Pro Football Talk cited “a source with knowledge of the situation” in confirming that “the question was asked” about Guice’s sexuality. It remains unclear which team posed the question, but the NFL likely will investigat­e the matter, as it did in 2016, when Ohio State’s Eli Apple, who went on to become a first-round pick by the Giants, said he was asked the same question by a Falcons staffer.

DeMaurice Smith, executive director of the NFL Players Associatio­n, said Thursday the team should be prohibited from attending the combine.

“Find out what team did it and ban them from the combine,” Smith told “PFT Live.” “The question is inappropri­ate. Questions along these lines are always inappropri­ate.”

NFL spokesman Brian McCarthy said the league was “looking into the matter.” In a statement provided to The Washington Post, he added: “A question such as that is completely inappropri­ate and wholly contrary to league workplace policies.”

After the inappropri­ate question was posed to Apple, Falcons coach Dan Quinn said he was “disappoint­ed in the question” and added: “I have spoken to the coach that interviewe­d Eli Apple and explained to him how inappropri­ate and unprofessi­onal this was. I have reiterated this to the entire coaching staff, and I want to apologize to Eli for this even coming up. This is not what the Atlanta Falcons are about, and it is not how we are going to conduct ourselves.”

In 2013, after Colorado tight end Nick Kasa claimed that he was asked at the combine, “Do you like girls?” Smith said, “I know that the NFL agrees that these types of questions violate the law, our CBA and player rights.”
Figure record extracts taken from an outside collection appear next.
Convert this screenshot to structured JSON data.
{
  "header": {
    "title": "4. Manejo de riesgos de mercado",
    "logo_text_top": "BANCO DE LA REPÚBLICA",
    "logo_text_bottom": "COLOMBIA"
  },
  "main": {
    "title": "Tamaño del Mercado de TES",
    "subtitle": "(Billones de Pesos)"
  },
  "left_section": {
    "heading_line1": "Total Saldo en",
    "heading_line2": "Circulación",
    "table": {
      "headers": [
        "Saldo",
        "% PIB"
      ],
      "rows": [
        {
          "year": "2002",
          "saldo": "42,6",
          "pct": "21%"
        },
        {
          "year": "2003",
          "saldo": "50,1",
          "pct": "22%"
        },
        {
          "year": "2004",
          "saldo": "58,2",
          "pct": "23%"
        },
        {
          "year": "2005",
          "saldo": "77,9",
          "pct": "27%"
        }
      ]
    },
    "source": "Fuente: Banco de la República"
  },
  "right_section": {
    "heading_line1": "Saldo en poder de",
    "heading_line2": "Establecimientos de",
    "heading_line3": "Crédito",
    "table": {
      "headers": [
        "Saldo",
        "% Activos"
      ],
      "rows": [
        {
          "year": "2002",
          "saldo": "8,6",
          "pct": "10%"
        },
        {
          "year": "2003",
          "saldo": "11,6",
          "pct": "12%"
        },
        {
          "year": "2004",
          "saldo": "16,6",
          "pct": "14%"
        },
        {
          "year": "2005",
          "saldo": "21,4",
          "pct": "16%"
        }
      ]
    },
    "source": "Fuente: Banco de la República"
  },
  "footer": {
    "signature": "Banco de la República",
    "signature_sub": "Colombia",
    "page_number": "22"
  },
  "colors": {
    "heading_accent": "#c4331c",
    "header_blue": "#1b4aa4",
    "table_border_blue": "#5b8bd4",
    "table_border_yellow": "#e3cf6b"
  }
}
NFL teams have been known to use their interviews with prospects as ad hoc psychologi­cal exams as much as anything else, and they have asked questions meant to be deliberate­ly provocativ­e. Guice’s mention of the question about whether his “mom sells herself” recalled a similar episode with Oklahoma State wide receiver Dez Bryant, who would go on to become a first-round pick by the Cowboys, in 2010.
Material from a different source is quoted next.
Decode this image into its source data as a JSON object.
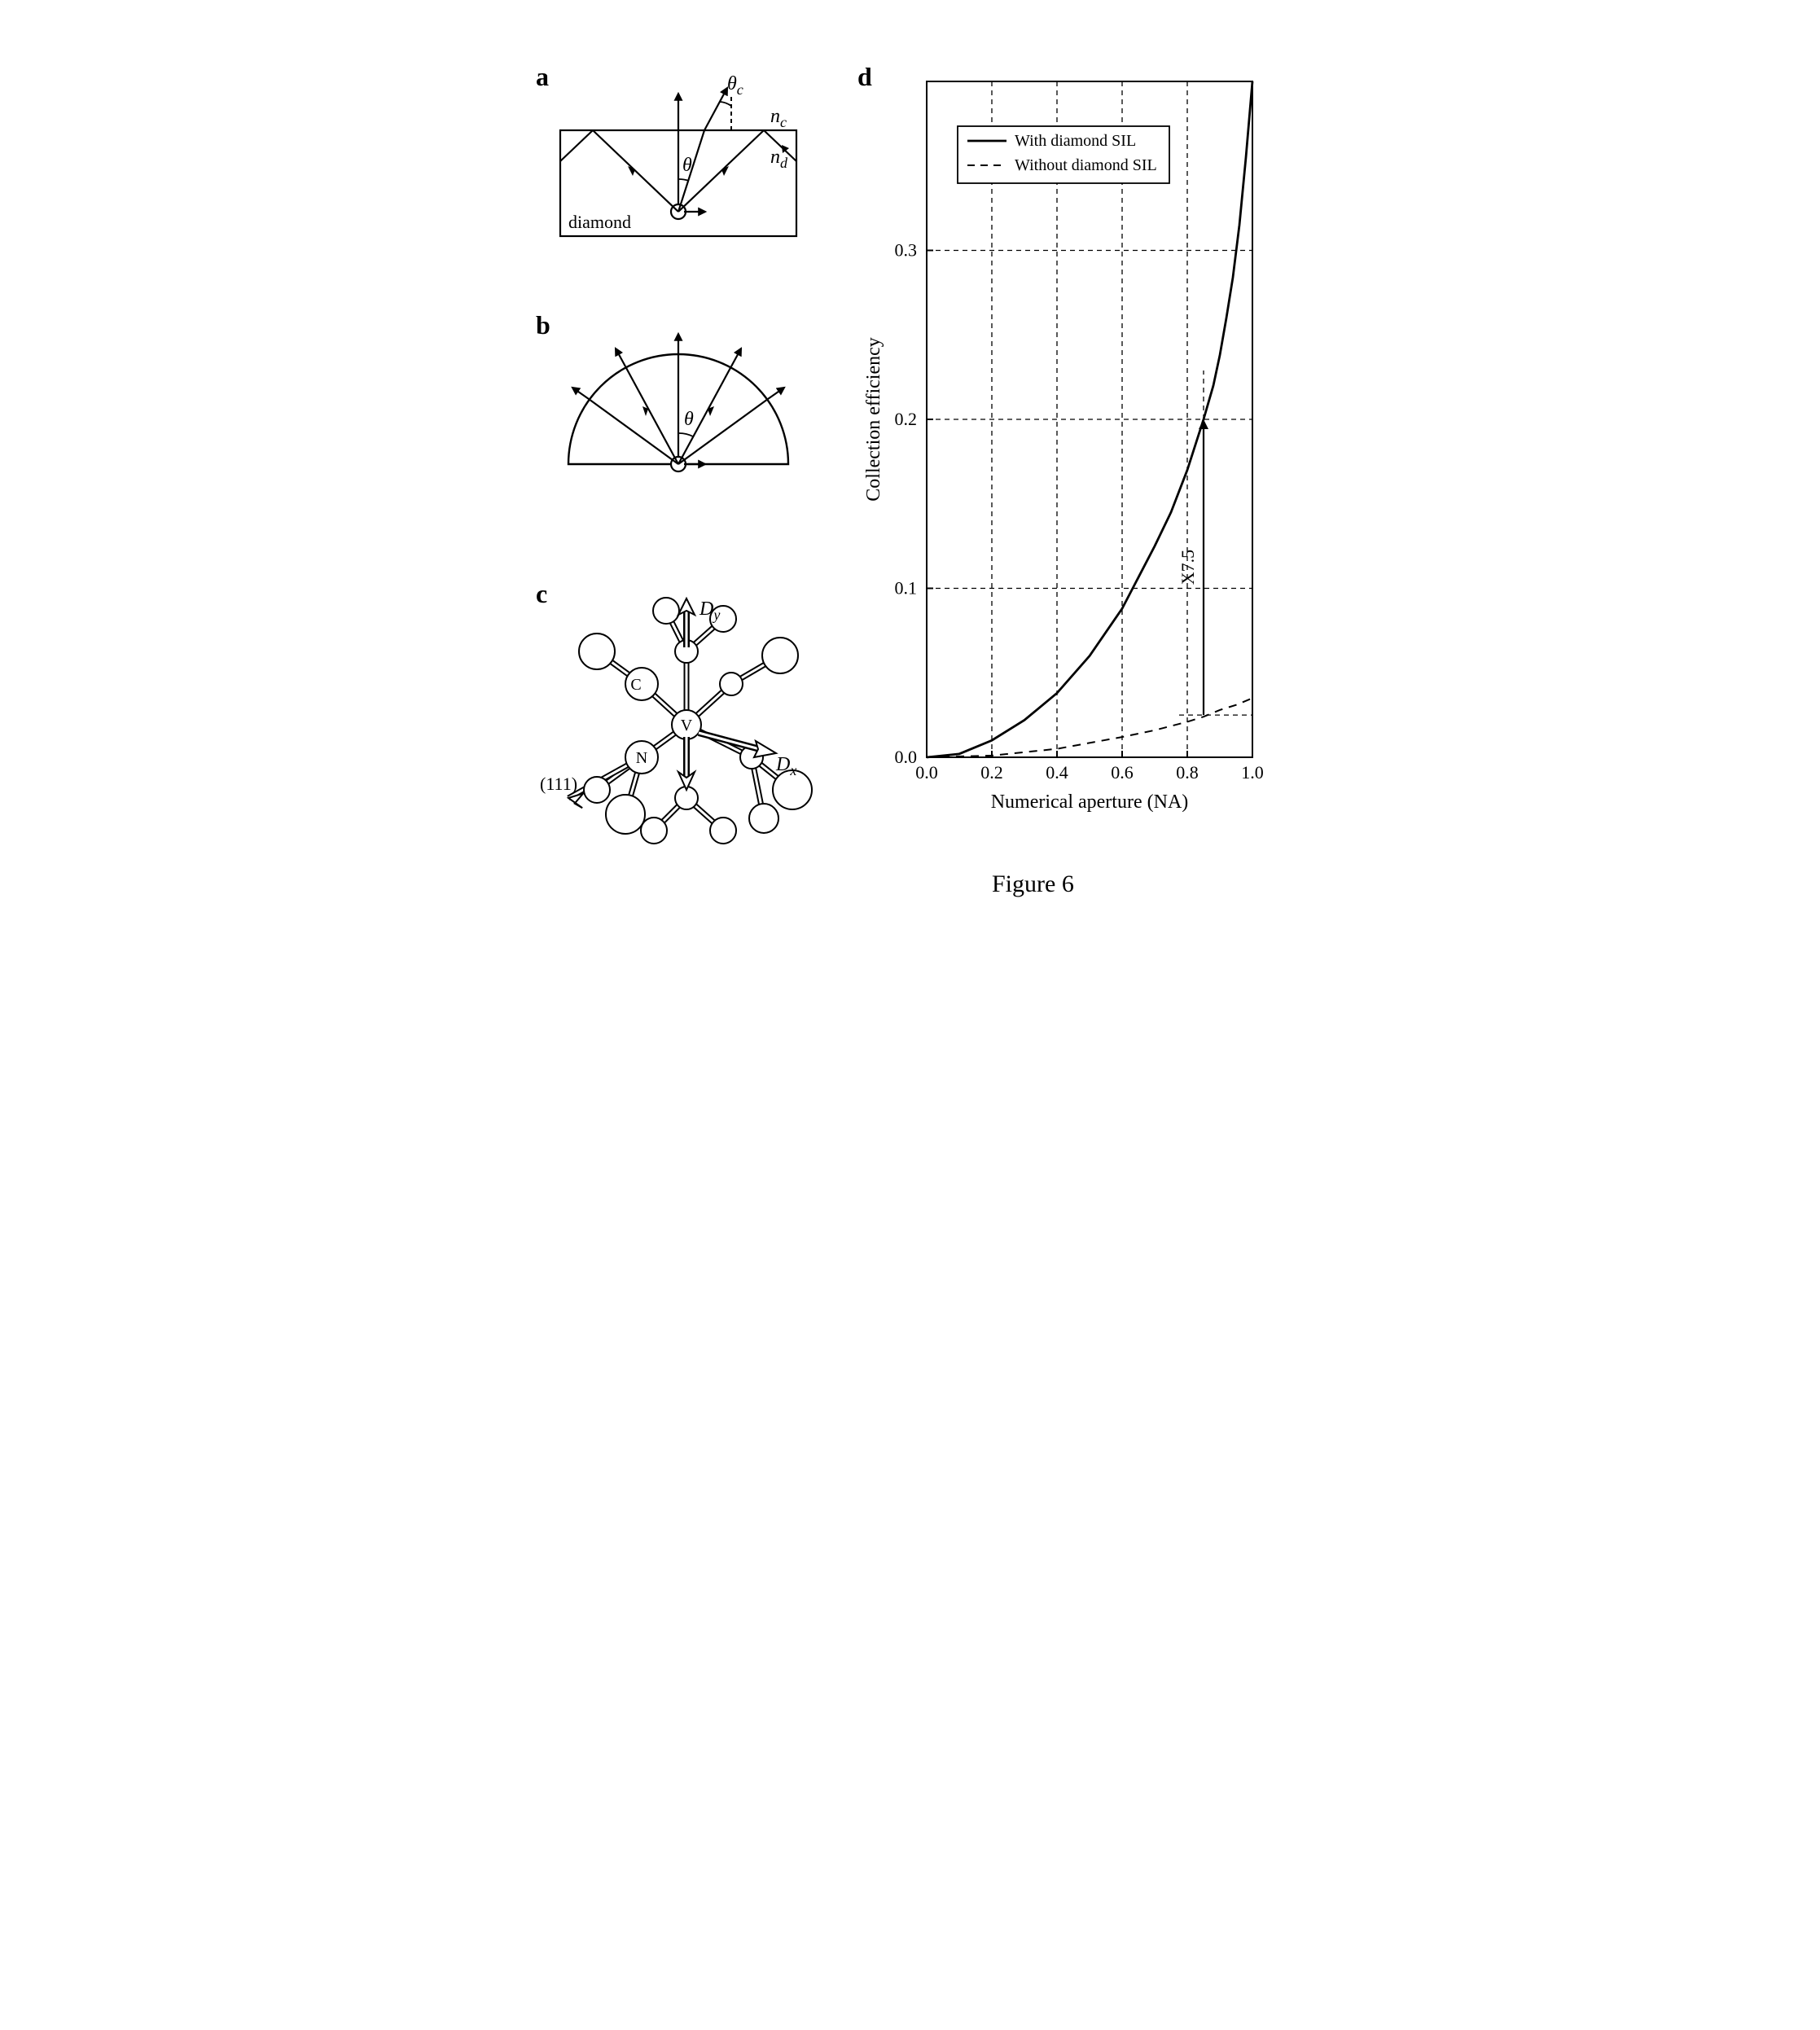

In that instance, the executive who asked the question, thenDolphi­ns general manager Jeff Ireland, quickly apologized.

“My job is to find out as much informatio­n as possible about a player that I’m considerin­g drafting. Sometimes that leads to asking in-depth questions,” Ireland said, according to ESPN. “Having said that, I talked to Dez Bryant and told him I used poor judgment in one of the questions I asked him.”